アイテムを使用した代償は、一週間の毒による麻痺。呪いだから、苦痛を味わうため体力も減っていく。

そして、魔法属性の永久消失と、3ヶ月に一度の状態異常。


永久消失は文字通り、代償で消失した属性を2度と使えなくなるのだ。消失する魔法属性もランダム。

1属性の場合もあれば、複数属性が消えることもある。唯一の救いは、取得した属性のうちどれか1つは必ず残ること。

苦労して取得した魔法属性を手放す者など、そうそういない。だから、ネットでもこのアイテムは疎まれていた。

3ヶ月に一度の状態異常はよく知らない。
……まあ、なんとかなるだろう。


ただ、大きな代償と同時に得られる威力は、桁違いである。


俺は躊躇わず、その指輪を左の中指につけた。魔力を最大に練り上げて指輪に流し込む。指輪の茨が指に食い込んで、チクリとした痛みが走る。

もう、これで指輪は外れない。


元国立魔導士団副団長のアトリから、魔法を使うときのコツを教えて貰った。魔法を使うときは想像力がモノを言う。強くイメージしたことが具現化する。


脆くなる鱗。砕ける身体。
空気の遮断。生命を一瞬にして奪う闇。

魔力も熱も生命も、全てを閉じ込める。


一撃だ、一撃で仕留めろ。
それで、この戦いを終わらせる。


俺は呪いの指輪『絶望の倒錯』へと、内にある魔力を限界まで込めた。


「朽ちろ!」


俺の全魔力を、デフェールスネークへ向けて放った。

俺が叫んだと同時に、灼熱の大蛇がいる地面から紫紺の魔力渦が現れる。紫色の閃光の渦は、逃げ出そうと身体を捻ったデフェールスネークの全身を一瞬にして包み込み、姿を見えなくさせる。

夜空が怪しげな闇魔法の色に染まった。


グギャァァァ………ァ。


デフェールスネークの断末魔が空気を裂く。苦しげな大蛇の悲鳴が収まると、紫紺の渦はぶわりと風に弾かれたように胡散した。


「……なっ?!!」


近くにいたアトリの、驚いた声が聞こえた。

先ほどまでデフェールスネークがいた場所には、薄紫色の鉱石で出来た大蛇の巨像が出来ていた。渦の中でのたうち回ったのか、身体を捻らせたまま、美しい薄紫色のガラス彫刻のようだった。


「……一体、何が??」

そこかしこで、驚いた人の声が聞こえた。
血走っていた大蛇の赤黒い目は、鉱石に覆われ生気がない。急所である頭の魔石には、深々と鉱石の杭が刺さっていた。

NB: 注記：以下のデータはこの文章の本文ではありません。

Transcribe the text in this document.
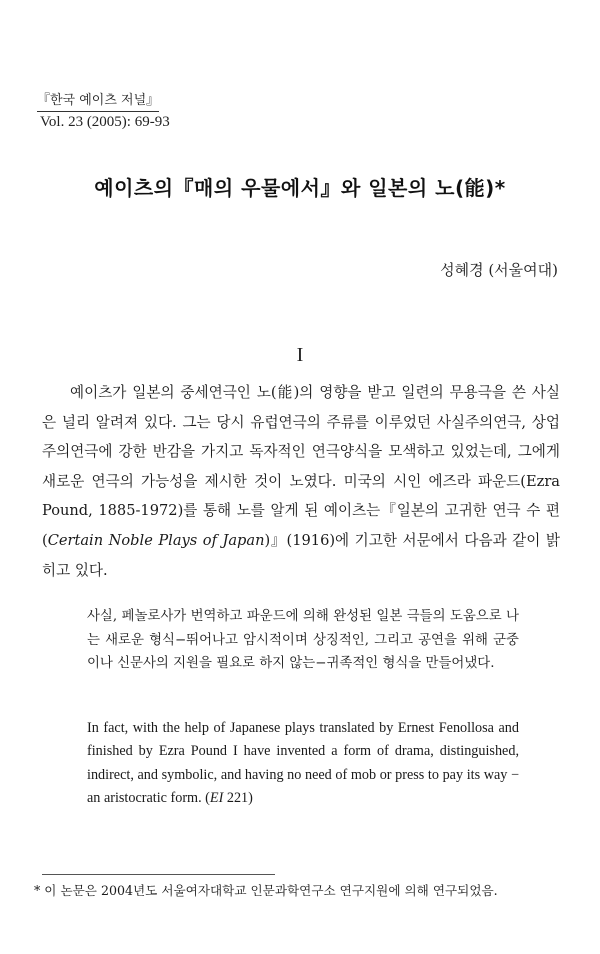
『한국 예이츠 저널』
Vol. 23 (2005): 69-93
예이츠의『매의 우물에서』와 일본의 노(能)*
성혜경 (서울여대)
I

예이츠가 일본의 중세연극인 노(能)의 영향을 받고 일련의 무용극을 쓴 사실은 널리 알려져 있다. 그는 당시 유럽연극의 주류를 이루었던 사실주의연극, 상업주의연극에 강한 반감을 가지고 독자적인 연극양식을 모색하고 있었는데, 그에게 새로운 연극의 가능성을 제시한 것이 노였다. 미국의 시인 에즈라 파운드(Ezra Pound, 1885-1972)를 통해 노를 알게 된 예이츠는『일본의 고귀한 연극 수 편(Certain Noble Plays of Japan)』(1916)에 기고한 서문에서 다음과 같이 밝히고 있다.

사실, 페놀로사가 번역하고 파운드에 의해 완성된 일본 극들의 도움으로 나는 새로운 형식−뛰어나고 암시적이며 상징적인, 그리고 공연을 위해 군중이나 신문사의 지원을 필요로 하지 않는−귀족적인 형식을 만들어냈다.

In fact, with the help of Japanese plays translated by Ernest Fenollosa and finished by Ezra Pound I have invented a form of drama, distinguished, indirect, and symbolic, and having no need of mob or press to pay its way − an aristocratic form. (EI 221)

* 이 논문은 2004년도 서울여자대학교 인문과학연구소 연구지원에 의해 연구되었음.
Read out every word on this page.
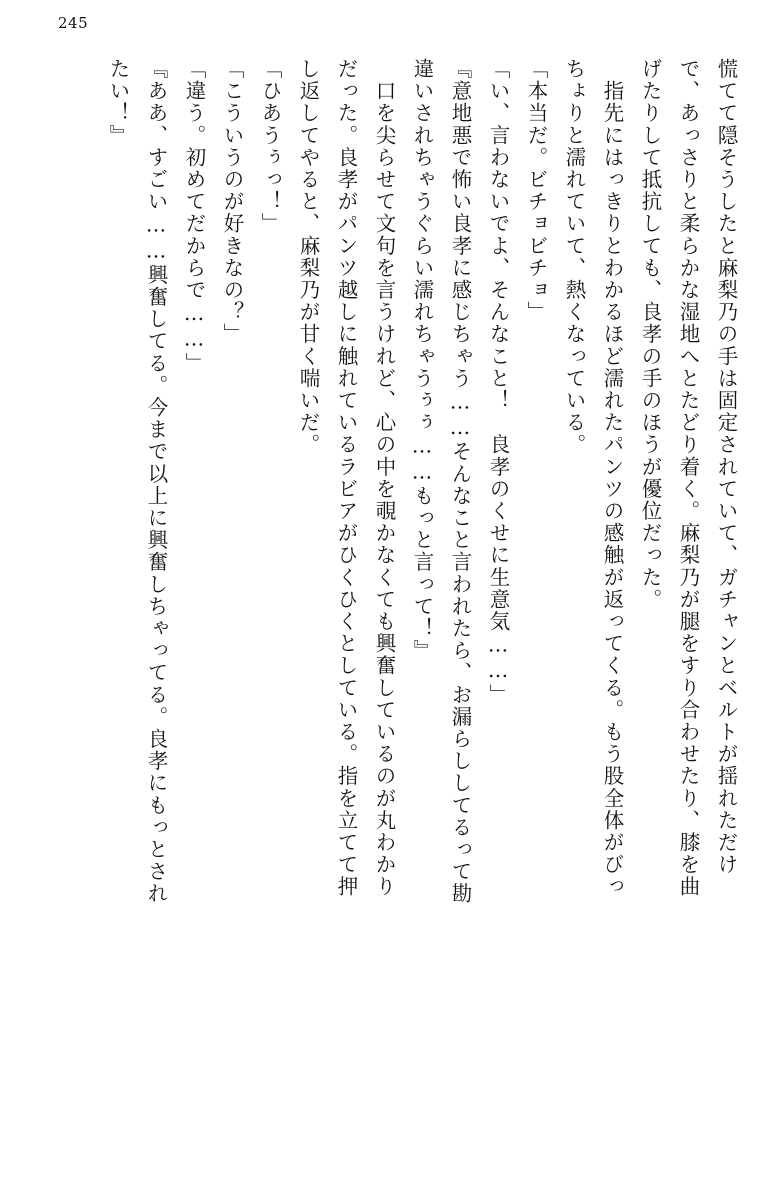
245
慌てて隠そうしたと麻梨乃の手は固定されていて、ガチャンとベルトが揺れただけ
で、あっさりと柔らかな湿地へとたどり着く。麻梨乃が腿をすり合わせたり、膝を曲
げたりして抵抗しても、良孝の手のほうが優位だった。
　指先にはっきりとわかるほど濡れたパンツの感触が返ってくる。もう股全体がびっ
ちょりと濡れていて、熱くなっている。
「本当だ。ビチョビチョ」
「い、言わないでよ、そんなこと！　良孝のくせに生意気……」
『意地悪で怖い良孝に感じちゃう……そんなこと言われたら、お漏らししてるって勘
違いされちゃうぐらい濡れちゃうぅぅ……もっと言って！』
　口を尖らせて文句を言うけれど、心の中を覗かなくても興奮しているのが丸わかり
だった。良孝がパンツ越しに触れているラビアがひくひくとしている。指を立てて押
し返してやると、麻梨乃が甘く喘いだ。
「ひあうぅっ！」
「こういうのが好きなの？」
「違う。初めてだからで……」
『ああ、すごい……興奮してる。今まで以上に興奮しちゃってる。良孝にもっとされ
たい！』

美しき鉱石でできた大蛇の巨像に見とれていると、ピキっ、ピキっ、というガラスにヒビが入るような音が聞こえ始める。その音は次第に広がっていき、薄紫色の鉱石となったデフェールスネークの全身に無数の亀裂が走る。


パリンっ!!


硬いものが割れる破壊音と同時に、鉱石に石化したデフェールスネークの身体が砕け散った。鋭利な薄紫色の破片が、一斉に森へと降り注ぐ。

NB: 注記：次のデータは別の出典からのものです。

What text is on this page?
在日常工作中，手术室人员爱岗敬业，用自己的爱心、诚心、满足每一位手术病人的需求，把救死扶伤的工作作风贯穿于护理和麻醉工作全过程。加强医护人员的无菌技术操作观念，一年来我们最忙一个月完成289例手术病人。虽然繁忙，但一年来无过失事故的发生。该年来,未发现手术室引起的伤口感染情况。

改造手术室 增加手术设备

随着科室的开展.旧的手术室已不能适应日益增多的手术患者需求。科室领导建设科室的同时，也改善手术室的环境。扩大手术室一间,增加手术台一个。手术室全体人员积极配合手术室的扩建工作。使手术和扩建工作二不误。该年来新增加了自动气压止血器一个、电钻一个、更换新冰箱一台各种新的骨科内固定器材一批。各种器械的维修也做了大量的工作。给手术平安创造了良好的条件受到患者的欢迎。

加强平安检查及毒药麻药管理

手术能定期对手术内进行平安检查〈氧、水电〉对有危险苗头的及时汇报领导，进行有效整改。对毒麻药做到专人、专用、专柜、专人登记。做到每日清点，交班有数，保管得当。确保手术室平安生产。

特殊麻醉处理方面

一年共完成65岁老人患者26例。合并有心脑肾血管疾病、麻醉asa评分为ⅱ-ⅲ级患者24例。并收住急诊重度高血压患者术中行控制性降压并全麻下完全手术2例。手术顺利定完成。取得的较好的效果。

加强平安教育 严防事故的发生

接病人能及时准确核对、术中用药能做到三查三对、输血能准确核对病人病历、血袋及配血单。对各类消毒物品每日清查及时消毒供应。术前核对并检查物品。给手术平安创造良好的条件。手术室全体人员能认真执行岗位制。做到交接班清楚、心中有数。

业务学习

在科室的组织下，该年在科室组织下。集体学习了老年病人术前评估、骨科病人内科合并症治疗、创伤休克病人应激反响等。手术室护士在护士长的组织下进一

夜の闇にキラキラと舞うそれは、なんだかとても幻想的で綺麗だった。


俺が魔法を放つときにイメージしたのは、瞬間的な石化。
しかも、ボロボロに朽ちていく石だ。

そして、呪いの指輪『絶望の倒錯』で魔法の威力を通常の50倍にした。


……ああ、倒せたんだ……。


安心したからなのか、俺は力が抜けてぐらりと身体を前に傾けていた。視界がぐりゃりと歪んで、意識がぼんやりと暗くなっていく。

踏ん張ろうと思っても、全然力が入らない。
身体が重くて、言うことを聞いてくれなかった。

……ダメだ、倒れる。


「ヒズミっ!!!」


焦ったソルの声を最後に、俺は意識を手放した。